MOSCOW (Reuters) - Russia reserves the right to use force again to defend its interests and will not tolerate attempts by Western powers to contain it, President Dmitry Medvedev said in an interview broadcast on Wednesday.
In an end-of-year interview that signaled an uncompromising stance toward U.S. President-elect Barack Obama’s incoming administration, Medvedev said Russia’s war with Georgia in August showed that tough action was sometimes unavoidable.
“Russia’s interests must be secured by all means available, this is my deep conviction. First of all, by international and legal tools ... but, when necessary, by using an element of force,” Medvedev said in the interview, which was shown on Russia’s main television stations.
Touching on an economic slowdown that represents the biggest challenge to the Kremlin’s grip on power in a decade, Medvedev said Russia would weather the crisis but the rouble exchange rate would become more flexible.
That appeared to be an acknowledgement that Russia cannot sustain the billions of dollars it has been spending to support a currency that has come under immense downward pressure as prices for oil, Russia’s main export, plummet.
Medvedev ordered a massive counter-attack in August after forces under Georgia’s pro-Western President Mikheil Saakashvili tried to retake South Ossetia, a breakaway region of Georgia.
The Russian leader said he was compelled to act to prevent a genocide but Western states said the Russian action — which included sending troops to within a few kilometers (miles) of the Georgian capital — was disproportionate.
Medvedev alarmed some in the West by announcing the deployment of missiles to the western outpost of Kaliningrad in retaliation for U.S. plans, bitterly opposed in Moscow, to build a missile defense system in Poland and the Czech Republic.
In the interview, a transcript of which was posted on Medvedev’s official Internet site, www.kremlin.ru, he also attacked long-term plans by the NATO alliance to expand eastwards by allowing ex-Soviet Ukraine and Georgia to join.

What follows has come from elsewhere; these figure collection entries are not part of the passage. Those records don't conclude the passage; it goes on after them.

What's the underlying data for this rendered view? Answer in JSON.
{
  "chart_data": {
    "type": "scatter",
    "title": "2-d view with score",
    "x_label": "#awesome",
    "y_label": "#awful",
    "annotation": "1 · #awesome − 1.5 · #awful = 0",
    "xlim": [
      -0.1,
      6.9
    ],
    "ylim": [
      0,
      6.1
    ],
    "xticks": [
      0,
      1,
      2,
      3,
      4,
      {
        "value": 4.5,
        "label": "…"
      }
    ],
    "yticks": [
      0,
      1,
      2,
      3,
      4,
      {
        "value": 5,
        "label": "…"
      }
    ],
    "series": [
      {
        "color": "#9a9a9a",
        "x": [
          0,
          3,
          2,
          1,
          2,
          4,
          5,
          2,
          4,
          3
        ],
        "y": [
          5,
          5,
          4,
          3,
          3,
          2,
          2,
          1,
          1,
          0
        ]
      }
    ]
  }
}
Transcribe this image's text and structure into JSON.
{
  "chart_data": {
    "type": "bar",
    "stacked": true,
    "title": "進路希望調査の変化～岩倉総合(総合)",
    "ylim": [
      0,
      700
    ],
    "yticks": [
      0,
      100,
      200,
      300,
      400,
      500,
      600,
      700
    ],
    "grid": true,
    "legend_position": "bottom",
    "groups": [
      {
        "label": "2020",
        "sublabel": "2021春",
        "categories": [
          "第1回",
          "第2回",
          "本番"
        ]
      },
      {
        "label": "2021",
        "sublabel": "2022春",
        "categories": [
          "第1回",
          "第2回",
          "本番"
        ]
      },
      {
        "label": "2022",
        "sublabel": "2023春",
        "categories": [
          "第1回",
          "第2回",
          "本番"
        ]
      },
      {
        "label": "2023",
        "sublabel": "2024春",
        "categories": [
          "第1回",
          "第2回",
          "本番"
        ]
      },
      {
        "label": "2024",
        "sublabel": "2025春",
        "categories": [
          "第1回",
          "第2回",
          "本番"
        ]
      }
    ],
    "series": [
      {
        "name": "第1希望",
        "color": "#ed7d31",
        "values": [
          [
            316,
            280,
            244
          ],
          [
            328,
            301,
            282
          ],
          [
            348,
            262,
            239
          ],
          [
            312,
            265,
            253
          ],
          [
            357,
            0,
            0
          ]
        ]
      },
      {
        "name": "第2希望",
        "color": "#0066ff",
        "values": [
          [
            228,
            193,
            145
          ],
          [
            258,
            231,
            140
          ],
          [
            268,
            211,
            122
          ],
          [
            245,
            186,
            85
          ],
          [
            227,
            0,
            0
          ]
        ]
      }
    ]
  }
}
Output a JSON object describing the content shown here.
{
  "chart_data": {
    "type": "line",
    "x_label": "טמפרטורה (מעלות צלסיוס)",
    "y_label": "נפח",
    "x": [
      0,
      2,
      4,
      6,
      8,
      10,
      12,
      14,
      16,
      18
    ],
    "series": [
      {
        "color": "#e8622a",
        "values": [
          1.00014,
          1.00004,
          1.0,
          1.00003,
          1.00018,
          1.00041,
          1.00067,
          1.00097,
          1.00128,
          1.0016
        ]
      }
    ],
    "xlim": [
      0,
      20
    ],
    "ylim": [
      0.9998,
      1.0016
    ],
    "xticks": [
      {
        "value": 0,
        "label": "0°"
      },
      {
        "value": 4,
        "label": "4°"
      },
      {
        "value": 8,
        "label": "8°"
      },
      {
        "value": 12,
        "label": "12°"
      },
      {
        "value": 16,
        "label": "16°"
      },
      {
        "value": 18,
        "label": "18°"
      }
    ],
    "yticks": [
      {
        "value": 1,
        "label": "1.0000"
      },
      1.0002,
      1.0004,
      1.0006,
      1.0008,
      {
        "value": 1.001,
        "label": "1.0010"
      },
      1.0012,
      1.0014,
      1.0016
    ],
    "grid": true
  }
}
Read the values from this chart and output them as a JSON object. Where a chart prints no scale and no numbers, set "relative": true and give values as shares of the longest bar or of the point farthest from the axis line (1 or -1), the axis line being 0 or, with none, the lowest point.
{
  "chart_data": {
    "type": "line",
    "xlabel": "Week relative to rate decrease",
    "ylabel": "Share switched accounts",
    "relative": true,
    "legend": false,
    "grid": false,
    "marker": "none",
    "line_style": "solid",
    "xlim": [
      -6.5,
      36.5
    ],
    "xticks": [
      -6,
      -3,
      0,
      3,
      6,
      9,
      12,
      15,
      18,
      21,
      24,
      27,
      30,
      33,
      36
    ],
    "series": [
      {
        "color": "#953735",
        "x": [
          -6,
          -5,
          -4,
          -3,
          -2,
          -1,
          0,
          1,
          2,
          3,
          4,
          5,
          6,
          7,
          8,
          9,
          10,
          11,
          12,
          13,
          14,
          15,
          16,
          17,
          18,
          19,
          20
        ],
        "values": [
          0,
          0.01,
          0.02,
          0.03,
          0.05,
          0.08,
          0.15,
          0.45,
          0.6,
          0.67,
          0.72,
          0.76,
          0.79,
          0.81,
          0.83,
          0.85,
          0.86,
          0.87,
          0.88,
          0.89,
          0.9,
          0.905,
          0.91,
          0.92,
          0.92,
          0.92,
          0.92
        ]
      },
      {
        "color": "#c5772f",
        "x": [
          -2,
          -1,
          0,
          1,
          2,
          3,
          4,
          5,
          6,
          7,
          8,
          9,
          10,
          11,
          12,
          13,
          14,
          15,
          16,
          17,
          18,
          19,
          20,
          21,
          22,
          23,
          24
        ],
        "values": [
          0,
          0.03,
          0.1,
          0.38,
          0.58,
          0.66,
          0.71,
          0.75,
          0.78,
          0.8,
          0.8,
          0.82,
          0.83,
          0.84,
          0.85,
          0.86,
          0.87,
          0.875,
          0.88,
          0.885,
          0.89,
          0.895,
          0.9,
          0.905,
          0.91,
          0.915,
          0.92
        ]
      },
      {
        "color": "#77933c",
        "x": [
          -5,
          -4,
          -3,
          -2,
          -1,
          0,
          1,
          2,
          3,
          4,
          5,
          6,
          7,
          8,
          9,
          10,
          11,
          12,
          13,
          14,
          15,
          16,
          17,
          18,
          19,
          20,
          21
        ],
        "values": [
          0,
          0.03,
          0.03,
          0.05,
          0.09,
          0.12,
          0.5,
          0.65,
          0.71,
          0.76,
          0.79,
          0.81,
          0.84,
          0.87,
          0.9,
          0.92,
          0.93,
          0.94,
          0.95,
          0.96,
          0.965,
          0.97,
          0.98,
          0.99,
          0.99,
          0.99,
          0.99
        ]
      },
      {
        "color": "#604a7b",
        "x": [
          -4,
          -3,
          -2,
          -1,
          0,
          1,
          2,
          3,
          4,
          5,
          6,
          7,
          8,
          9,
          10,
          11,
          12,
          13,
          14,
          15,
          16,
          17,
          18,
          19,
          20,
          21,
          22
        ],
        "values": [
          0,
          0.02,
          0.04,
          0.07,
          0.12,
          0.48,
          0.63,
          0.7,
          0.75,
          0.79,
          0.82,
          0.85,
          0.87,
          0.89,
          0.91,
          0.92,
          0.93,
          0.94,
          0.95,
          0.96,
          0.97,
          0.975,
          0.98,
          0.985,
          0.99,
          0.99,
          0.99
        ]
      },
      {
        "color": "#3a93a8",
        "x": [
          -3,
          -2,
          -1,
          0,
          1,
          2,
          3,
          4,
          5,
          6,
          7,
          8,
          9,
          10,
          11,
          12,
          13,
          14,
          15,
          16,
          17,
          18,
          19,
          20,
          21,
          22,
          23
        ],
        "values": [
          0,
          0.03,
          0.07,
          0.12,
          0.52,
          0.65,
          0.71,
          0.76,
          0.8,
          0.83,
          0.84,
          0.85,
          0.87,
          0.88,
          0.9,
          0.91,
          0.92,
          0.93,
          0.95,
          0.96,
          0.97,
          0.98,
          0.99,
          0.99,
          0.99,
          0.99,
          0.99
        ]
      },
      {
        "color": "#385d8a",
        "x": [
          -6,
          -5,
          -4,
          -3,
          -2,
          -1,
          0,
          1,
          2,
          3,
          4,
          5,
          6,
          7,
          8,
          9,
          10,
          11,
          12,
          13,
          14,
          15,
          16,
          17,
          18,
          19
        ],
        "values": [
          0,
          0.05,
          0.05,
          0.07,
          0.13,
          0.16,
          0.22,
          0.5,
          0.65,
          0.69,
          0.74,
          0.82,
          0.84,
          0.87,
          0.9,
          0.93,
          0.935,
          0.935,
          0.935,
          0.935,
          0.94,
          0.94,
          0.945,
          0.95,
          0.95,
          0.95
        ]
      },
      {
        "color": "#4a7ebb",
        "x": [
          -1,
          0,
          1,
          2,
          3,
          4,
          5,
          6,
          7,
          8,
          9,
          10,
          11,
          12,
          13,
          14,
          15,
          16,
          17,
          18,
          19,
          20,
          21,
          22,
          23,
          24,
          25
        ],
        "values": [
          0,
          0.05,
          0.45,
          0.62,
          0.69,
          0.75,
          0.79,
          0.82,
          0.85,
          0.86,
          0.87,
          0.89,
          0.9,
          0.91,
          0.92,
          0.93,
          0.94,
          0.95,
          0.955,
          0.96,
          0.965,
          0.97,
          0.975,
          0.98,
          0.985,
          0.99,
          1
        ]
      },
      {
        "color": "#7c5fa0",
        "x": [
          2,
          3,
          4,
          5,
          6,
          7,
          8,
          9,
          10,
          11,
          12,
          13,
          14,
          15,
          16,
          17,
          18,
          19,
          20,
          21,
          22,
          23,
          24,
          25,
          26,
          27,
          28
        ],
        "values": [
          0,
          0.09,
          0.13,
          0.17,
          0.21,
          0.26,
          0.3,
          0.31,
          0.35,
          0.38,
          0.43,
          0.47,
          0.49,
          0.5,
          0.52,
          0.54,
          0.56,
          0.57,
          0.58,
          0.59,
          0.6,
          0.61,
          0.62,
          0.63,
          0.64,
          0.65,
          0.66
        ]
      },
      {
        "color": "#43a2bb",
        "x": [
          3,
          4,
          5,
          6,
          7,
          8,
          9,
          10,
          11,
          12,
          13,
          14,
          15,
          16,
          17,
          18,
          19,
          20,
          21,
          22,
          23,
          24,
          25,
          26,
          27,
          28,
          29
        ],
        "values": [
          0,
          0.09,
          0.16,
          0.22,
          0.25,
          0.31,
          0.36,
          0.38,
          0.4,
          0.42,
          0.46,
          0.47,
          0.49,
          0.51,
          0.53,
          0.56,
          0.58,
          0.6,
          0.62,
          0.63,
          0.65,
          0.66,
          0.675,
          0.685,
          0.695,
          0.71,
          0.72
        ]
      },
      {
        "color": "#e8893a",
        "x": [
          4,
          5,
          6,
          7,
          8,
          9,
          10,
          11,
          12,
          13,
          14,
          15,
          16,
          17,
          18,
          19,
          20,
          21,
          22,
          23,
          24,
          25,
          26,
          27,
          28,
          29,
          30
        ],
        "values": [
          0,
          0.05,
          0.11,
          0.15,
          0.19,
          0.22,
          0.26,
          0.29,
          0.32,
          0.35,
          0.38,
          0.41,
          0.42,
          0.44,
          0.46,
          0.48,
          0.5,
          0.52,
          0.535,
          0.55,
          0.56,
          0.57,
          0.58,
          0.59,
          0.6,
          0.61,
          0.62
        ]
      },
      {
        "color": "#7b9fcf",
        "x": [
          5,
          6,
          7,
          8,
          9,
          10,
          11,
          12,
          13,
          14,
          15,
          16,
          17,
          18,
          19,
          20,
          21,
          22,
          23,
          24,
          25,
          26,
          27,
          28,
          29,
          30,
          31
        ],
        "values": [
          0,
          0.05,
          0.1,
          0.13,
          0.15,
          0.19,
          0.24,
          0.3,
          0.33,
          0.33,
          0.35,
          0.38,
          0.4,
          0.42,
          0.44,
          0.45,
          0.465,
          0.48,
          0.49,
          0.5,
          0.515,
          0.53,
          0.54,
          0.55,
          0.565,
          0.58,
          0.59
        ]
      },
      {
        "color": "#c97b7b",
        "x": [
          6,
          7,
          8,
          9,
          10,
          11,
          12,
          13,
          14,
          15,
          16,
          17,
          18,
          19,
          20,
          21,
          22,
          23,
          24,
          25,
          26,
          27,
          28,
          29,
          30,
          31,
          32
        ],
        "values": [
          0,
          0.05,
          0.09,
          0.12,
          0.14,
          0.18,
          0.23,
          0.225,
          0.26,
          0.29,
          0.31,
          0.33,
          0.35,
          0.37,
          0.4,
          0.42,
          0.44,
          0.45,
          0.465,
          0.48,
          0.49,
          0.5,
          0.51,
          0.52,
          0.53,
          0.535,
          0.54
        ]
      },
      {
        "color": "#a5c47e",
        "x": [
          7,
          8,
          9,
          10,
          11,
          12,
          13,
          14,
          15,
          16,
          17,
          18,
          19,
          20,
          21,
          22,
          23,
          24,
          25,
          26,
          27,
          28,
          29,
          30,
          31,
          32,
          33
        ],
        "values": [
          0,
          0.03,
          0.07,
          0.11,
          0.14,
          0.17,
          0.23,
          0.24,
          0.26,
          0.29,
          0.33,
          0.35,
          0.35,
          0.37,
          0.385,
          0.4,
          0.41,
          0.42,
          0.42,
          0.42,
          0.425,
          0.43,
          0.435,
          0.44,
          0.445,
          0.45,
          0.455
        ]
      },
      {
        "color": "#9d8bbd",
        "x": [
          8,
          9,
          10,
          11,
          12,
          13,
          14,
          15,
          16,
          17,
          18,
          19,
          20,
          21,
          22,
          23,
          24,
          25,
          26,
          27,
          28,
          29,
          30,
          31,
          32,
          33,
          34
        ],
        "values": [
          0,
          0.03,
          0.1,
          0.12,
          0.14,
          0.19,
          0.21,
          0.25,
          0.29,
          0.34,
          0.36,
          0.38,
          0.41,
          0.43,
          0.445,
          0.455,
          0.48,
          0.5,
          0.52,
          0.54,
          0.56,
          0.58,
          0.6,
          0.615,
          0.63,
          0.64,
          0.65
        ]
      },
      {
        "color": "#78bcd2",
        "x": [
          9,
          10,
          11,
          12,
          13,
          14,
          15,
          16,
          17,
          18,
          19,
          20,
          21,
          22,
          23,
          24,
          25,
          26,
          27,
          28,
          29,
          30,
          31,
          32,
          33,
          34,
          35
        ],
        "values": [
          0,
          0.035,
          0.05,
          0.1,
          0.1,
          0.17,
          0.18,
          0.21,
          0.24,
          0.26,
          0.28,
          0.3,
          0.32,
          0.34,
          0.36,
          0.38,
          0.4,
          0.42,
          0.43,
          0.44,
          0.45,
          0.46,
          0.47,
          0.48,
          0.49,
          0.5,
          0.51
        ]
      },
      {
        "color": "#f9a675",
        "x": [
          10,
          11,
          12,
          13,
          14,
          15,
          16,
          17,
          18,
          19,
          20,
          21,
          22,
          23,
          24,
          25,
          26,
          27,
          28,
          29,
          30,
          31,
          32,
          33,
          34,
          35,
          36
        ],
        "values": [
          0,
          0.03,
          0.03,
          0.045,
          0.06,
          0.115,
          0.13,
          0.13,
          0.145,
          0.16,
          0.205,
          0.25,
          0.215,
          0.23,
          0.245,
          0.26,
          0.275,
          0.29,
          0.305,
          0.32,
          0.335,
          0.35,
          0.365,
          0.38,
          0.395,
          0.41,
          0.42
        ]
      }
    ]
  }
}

“Today I do indeed feel an attempt to ‘put Russia in its place’. And if, sometime ago, when Russia was in a quite different situation, such attempts could still yield some results, in today’s situation .... this is simply inadmissible.”
He threatened Ukraine with sanctions if it failed to pay some $2 billion Moscow says it owes for gas. Russia has said it may cut off supplies to its neighbor from January 1, potentially disrupting gas deliveries via Ukraine to European states.
“They should pay the money to the last rouble if they do not want their economy ultimately to face sanctions by Russia,” Medvedev said.
Russia has been one of the biggest casualties of the global financial crisis, with its stock markets losing about 70 percent of their value since peaks in May and factories laying off thousands of workers.
Former Soviet leader Mikhail Gorbachev warned on Wednesday that Russia faced unprecedented danger and a senior police official predicted a surge in street protests.
Medvedev said Russia was likely to suffer a rise in unemployment, but he said the crisis — blamed in the Kremlin on lax regulation on Wall Street — was of manageable proportions.
“I believe the situation is not the most simple one, but there is no excuse for absolutely dramatic conclusions, to say nothing of hysteria. There is no ground to suppose we will have to resort to any radical measures,” he said.